Languages and Preprocessing

Language Setting

Tip

Setting — Ocr.Language (default eng). Change it in Settings → OCR → Language.

Tex ships with 29 Tesseract language packs. The .traineddata files live in the tessdata\ folder next to Tex.Wpf.exe. Only one language is active per OCR call — switch in Settings when you need another script.

Script	Codes
Latin — Western European	`eng` English, `fra` French, `deu` German, `spa` Spanish, `ita` Italian, `por` Portuguese, `nld` Dutch, `dan` Danish, `fin` Finnish, `hun` Hungarian, `nor` Norwegian, `swe` Swedish, `ces` Czech, `pol` Polish, `tur` Turkish, `vie` Vietnamese
Cyrillic	`rus` Russian, `ukr` Ukrainian
CJK	`jpn` Japanese, `chi_sim` Chinese (Simplified), `chi_tra` Chinese (Traditional), `kor` Korean
Arabic / RTL	`ara` Arabic, `heb` Hebrew
Indic / SE Asia	`hin` Hindi, `tha` Thai
Classical	`grc` Ancient Greek, `lat` Latin
Auxiliary	`osd` (orientation & script detection, not a language itself)

Tip

Tip — Using the right language makes a bigger difference to accuracy than any preprocessing toggle. OCR run with eng on a Japanese screenshot will produce garbage regardless of image quality.

Preprocessing Toggle

Tip

Setting — Ocr.PreprocessImage (default true). Settings → OCR → Preprocess Image.

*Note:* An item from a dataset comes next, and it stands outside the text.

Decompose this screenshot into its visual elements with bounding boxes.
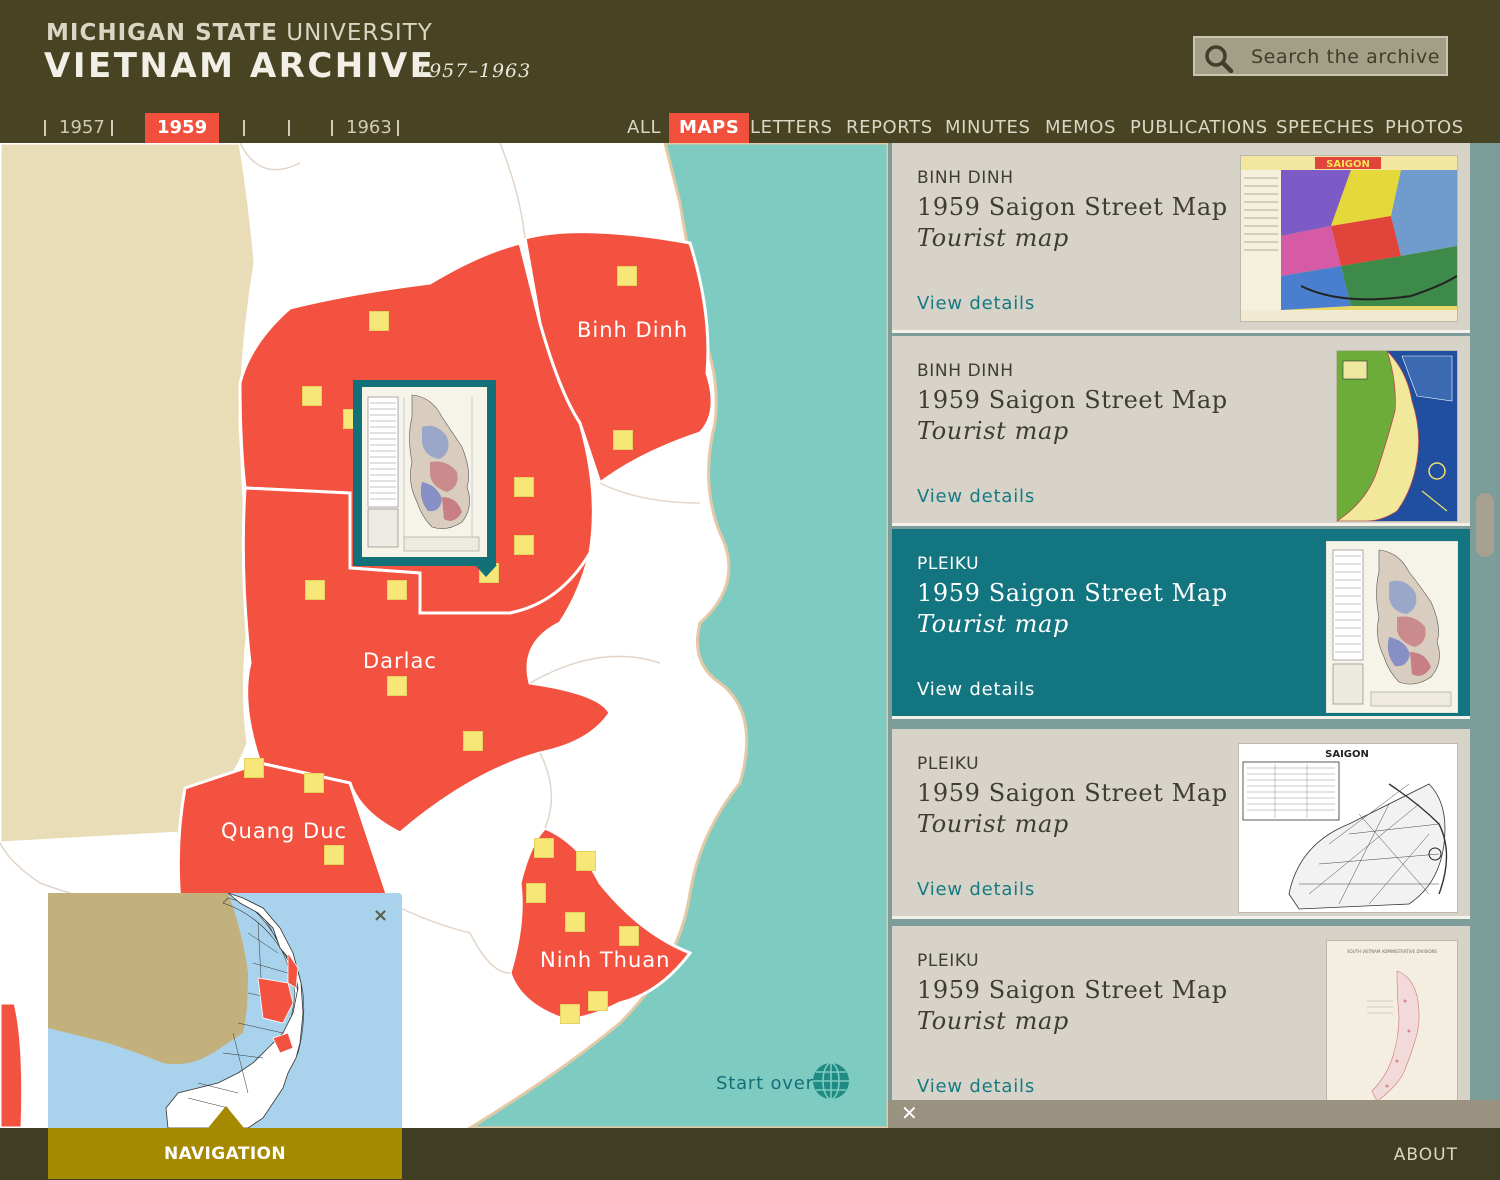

When enabled, Tex runs the captured image through a contrast / threshold / denoise pipeline before passing it to Tesseract. This is tuned for screenshots (crisp anti-aliased text on flat backgrounds) and usually improves confidence scores by 5–20 points.

Situation	Recommendation
Normal app / web screenshots	Leave on.
High-resolution documents at 100% zoom	Leave on.
Photographs of paper / whiteboards	Leave on — still helps.
Already-cleaned binary images	Try off if confidence is oddly low.

Tip

Warning — Preprocessing adds ~50–200 ms per call. If you are scripting bulk OCR and every millisecond counts, benchmark both modes on your actual input.